Google is laying off an unspecified number of employees and shifting some roles to other countries as part of a continuing effort to cut costs, the company said Wednesday, and other tech companies have made cuts this year as well.

It was reported April 5 that Apple was laying off 614 employees in the first major job cuts that company has made since the pandemic. It was not specified which projects the impacted employees were working on, but the layoffs came about a month after reports that Apple canceled its electric car project.

On April 3, Amazon Web Services (AWS) said it was eliminating hundreds of roles in two of its organizations as it focuses on other areas.

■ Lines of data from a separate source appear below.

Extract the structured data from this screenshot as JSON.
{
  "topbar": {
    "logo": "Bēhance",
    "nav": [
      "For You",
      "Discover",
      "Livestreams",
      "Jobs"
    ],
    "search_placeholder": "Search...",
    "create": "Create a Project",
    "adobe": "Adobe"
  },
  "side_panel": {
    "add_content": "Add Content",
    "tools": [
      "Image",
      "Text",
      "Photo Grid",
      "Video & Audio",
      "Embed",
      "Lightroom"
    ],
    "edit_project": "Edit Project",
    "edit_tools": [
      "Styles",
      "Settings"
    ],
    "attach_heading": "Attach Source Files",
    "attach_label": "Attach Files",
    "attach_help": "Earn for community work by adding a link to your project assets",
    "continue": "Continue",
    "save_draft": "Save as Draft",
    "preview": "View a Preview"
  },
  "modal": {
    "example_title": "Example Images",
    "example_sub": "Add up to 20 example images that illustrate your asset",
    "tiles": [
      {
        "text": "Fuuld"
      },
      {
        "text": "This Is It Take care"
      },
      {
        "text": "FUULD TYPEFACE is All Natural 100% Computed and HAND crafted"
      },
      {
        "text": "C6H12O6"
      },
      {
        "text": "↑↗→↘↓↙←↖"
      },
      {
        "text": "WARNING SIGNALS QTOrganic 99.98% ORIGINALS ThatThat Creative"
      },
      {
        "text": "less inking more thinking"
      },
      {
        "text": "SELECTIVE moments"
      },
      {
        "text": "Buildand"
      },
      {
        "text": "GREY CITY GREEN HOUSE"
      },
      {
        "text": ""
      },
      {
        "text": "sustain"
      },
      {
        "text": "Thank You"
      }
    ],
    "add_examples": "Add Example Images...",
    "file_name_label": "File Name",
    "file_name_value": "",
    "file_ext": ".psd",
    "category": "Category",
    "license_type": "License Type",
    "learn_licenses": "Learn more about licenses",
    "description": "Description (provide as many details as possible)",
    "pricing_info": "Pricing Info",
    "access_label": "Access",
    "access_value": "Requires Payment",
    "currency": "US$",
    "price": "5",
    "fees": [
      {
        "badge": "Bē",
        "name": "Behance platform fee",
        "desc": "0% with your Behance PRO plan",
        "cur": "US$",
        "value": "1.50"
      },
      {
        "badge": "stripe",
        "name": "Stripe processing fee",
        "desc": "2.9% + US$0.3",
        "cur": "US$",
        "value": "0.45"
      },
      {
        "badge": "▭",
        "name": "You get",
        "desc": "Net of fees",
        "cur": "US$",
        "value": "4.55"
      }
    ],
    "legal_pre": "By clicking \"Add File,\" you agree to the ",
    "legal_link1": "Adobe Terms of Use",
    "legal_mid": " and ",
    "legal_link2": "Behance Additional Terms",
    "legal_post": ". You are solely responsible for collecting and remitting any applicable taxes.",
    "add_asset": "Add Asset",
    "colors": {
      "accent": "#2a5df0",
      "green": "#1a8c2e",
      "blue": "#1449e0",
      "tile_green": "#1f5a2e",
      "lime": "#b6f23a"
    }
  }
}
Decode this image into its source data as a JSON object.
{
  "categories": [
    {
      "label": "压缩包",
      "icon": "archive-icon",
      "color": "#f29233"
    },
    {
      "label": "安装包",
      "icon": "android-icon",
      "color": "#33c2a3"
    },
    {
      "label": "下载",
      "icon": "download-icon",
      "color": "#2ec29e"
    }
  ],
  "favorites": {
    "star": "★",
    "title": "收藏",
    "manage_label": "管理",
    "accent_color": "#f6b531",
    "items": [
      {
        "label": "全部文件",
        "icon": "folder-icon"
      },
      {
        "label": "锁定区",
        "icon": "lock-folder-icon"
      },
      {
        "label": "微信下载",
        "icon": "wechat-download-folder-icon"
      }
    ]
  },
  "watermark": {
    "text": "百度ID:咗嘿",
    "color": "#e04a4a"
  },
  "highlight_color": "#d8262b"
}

Those job cuts will impact several hundred roles in the company’s Sales, Marketing and Global Services organization and a few hundred in its Physical Stores Technology team.

The Ripple Effects of Big Tech’s Marketplaces Moves

Nothing is ever static in Big Tech, and PYMNTS covered how Salesforce is reportedly in advanced negotiations to purchase data-management software provider Informatica, while in B2B news, Apple’s AirPlay is, per a Thursday announcement, now available in select IHG Hotels & Resorts properties.

And Apple is considering building a manufacturing facility in Indonesia, CEO Tim Cook said on Wednesday after meeting President Joko Widodo, per a report.

Elsewhere, according to a Thursday report, ads are coming to Meta’s Threads platform sooner than expected — as early as the second half of this year.

In Amazon news, the company is still pushing sales of its Just Walk Out payments technology even as it pulls back on the checkout system in its own grocery stores, a move that comes as tech giants compete to own the Click-and-Mortar™ grocery experience.

And Amazon Live on Tuesday launched an interactive and shoppable channel called FAST Channel on Prime Video and Amazon Freevee.

PYMNTS Intelligence has found that consumers want integrated shopping and entertainment experiences that will let them watch a favorite livestreamed series on a mobile device and purchase the clothing or jewelry worn by an actor on the screen.